Here’s another piece of evidence in favor of not being too intimidated by appearances and our reactions to them. The turning on its head of the “flat earth” view came about from astronomy (noticing that a globe orbiting on its own axis provides a simpler picture of the universe we can see from our front lawn), and also because sailors noticed that tree tops came into view before they could see the waves lapping on the shore of an island in the distance.
When we cultivate our curiosity about the mysterious context in which we find ourselves, and treat whatever arises as an emissary from beyond, we may discover bottles with private messages just for us, bobbing alongside in the middle of an ocean far too vast for us to ever personally cross. Messages like: “Fear not. There is no edge to fall off, not anywhere, not at any time.”
Nice post, Michael, and I will have to check out that movie.

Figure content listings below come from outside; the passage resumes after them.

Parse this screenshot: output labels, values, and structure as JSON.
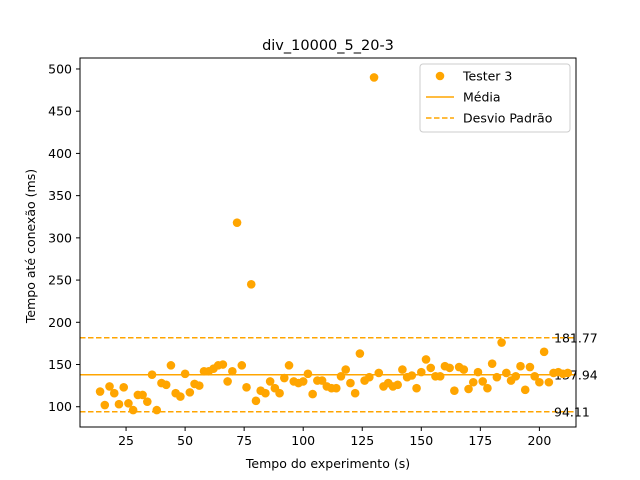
{
  "chart_data": {
    "type": "scatter",
    "title": "div_10000_5_20-3",
    "xlabel": "Tempo do experimento (s)",
    "ylabel": "Tempo até conexão (ms)",
    "xlim": [
      5.5,
      215.5
    ],
    "ylim": [
      76,
      513
    ],
    "x_ticks": [
      25,
      50,
      75,
      100,
      125,
      150,
      175,
      200
    ],
    "y_ticks": [
      100,
      150,
      200,
      250,
      300,
      350,
      400,
      450,
      500
    ],
    "grid": false,
    "legend_position": "top-right",
    "colors": {
      "series": "#ffa500",
      "axis": "#000000"
    },
    "series": [
      {
        "name": "Tester 3",
        "x": [
          14,
          16,
          18,
          20,
          22,
          24,
          26,
          28,
          30,
          32,
          34,
          36,
          38,
          40,
          42,
          44,
          46,
          48,
          50,
          52,
          54,
          56,
          58,
          60,
          62,
          64,
          66,
          68,
          70,
          72,
          74,
          76,
          78,
          80,
          82,
          84,
          86,
          88,
          90,
          92,
          94,
          96,
          98,
          100,
          102,
          104,
          106,
          108,
          110,
          112,
          114,
          116,
          118,
          120,
          122,
          124,
          126,
          128,
          130,
          132,
          134,
          136,
          138,
          140,
          142,
          144,
          146,
          148,
          150,
          152,
          154,
          156,
          158,
          160,
          162,
          164,
          166,
          168,
          170,
          172,
          174,
          176,
          178,
          180,
          182,
          184,
          186,
          188,
          190,
          192,
          194,
          196,
          198,
          200,
          202,
          204,
          206,
          208,
          210,
          212
        ],
        "y": [
          118,
          102,
          124,
          116,
          103,
          123,
          104,
          96,
          114,
          114,
          106,
          138,
          96,
          128,
          126,
          149,
          116,
          112,
          139,
          117,
          127,
          125,
          142,
          142,
          145,
          149,
          150,
          130,
          142,
          318,
          149,
          123,
          245,
          107,
          119,
          116,
          130,
          122,
          116,
          134,
          149,
          130,
          128,
          130,
          139,
          115,
          131,
          131,
          124,
          122,
          122,
          136,
          144,
          128,
          116,
          163,
          131,
          135,
          490,
          140,
          124,
          128,
          124,
          126,
          144,
          135,
          137,
          122,
          141,
          156,
          146,
          136,
          136,
          148,
          146,
          119,
          147,
          144,
          121,
          129,
          141,
          130,
          122,
          151,
          135,
          176,
          140,
          131,
          136,
          148,
          120,
          147,
          136,
          129,
          165,
          129,
          140,
          141,
          139,
          140
        ]
      }
    ],
    "reference_lines": [
      {
        "name": "Média",
        "value": 137.94,
        "label": "137.94",
        "style": "solid"
      },
      {
        "name": "Desvio Padrão",
        "value": 181.77,
        "label": "181.77",
        "style": "dashed"
      },
      {
        "name": "",
        "value": 94.11,
        "label": "94.11",
        "style": "dashed"
      }
    ],
    "legend": [
      {
        "label": "Tester 3",
        "marker": "circle"
      },
      {
        "label": "Média",
        "marker": "solid-line"
      },
      {
        "label": "Desvio Padrão",
        "marker": "dashed-line"
      }
    ]
  }
}
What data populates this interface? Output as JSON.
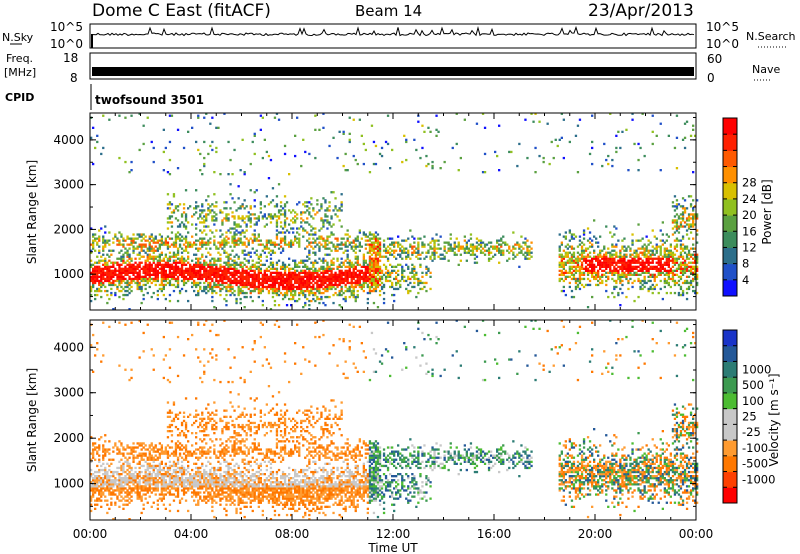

Dear Michael, thank you for this thoughtful, reflective review of Mamo Calixto’s message, which we brought to Santa Fe through 1Earth Institute Inc. This is the work we do, to remind us that we are one with the Earth and all of Life, and with Spirit, which in turn allows for this reminder of our priorities in ‘dealing’ with these tumultuous transformative times we are living in. Thank you from my heart to yours.
Dear Eva (of 1Earth Institute),
Thank you for bringing Mamo Calixto to New Mexico, and for reading the blog I posted about my experience listening to him. He made real the “dialogue” whose urgent need he emphasizes. I’m always amazed that Tibetan lamas, who have lost their homes, their monastaries, and thousands of their fellow Tibetans to outsiders can devote their lives to reminding us of the sacredness of life. I had similar thoughts listening to Mamo Calixto. How does a man whose world has been attacked by the carelessness and indifference of our industrialized societies find the balance and caring to remind us of our better selves?
If one is already intimately connected with the fabric of life, no-one can undo that connection. And so I suppose it is with Mamo Calixto. It was a great blessing to work with Mamo Calixto co-facilitating dialogues together, and to work with Eva Willmann de Donlea of One Earth Institute this past week. You are both holding a great vision. May the dialogue circles grow and grow; may all the good thoughts be watered and supported so that they grow into manifestation … and may your good work Michael be supported as well.
Excellent article with comforting ending: “Fear not. There is no edge to fall off, not anywhere, not at any time.” Thanks, Michael.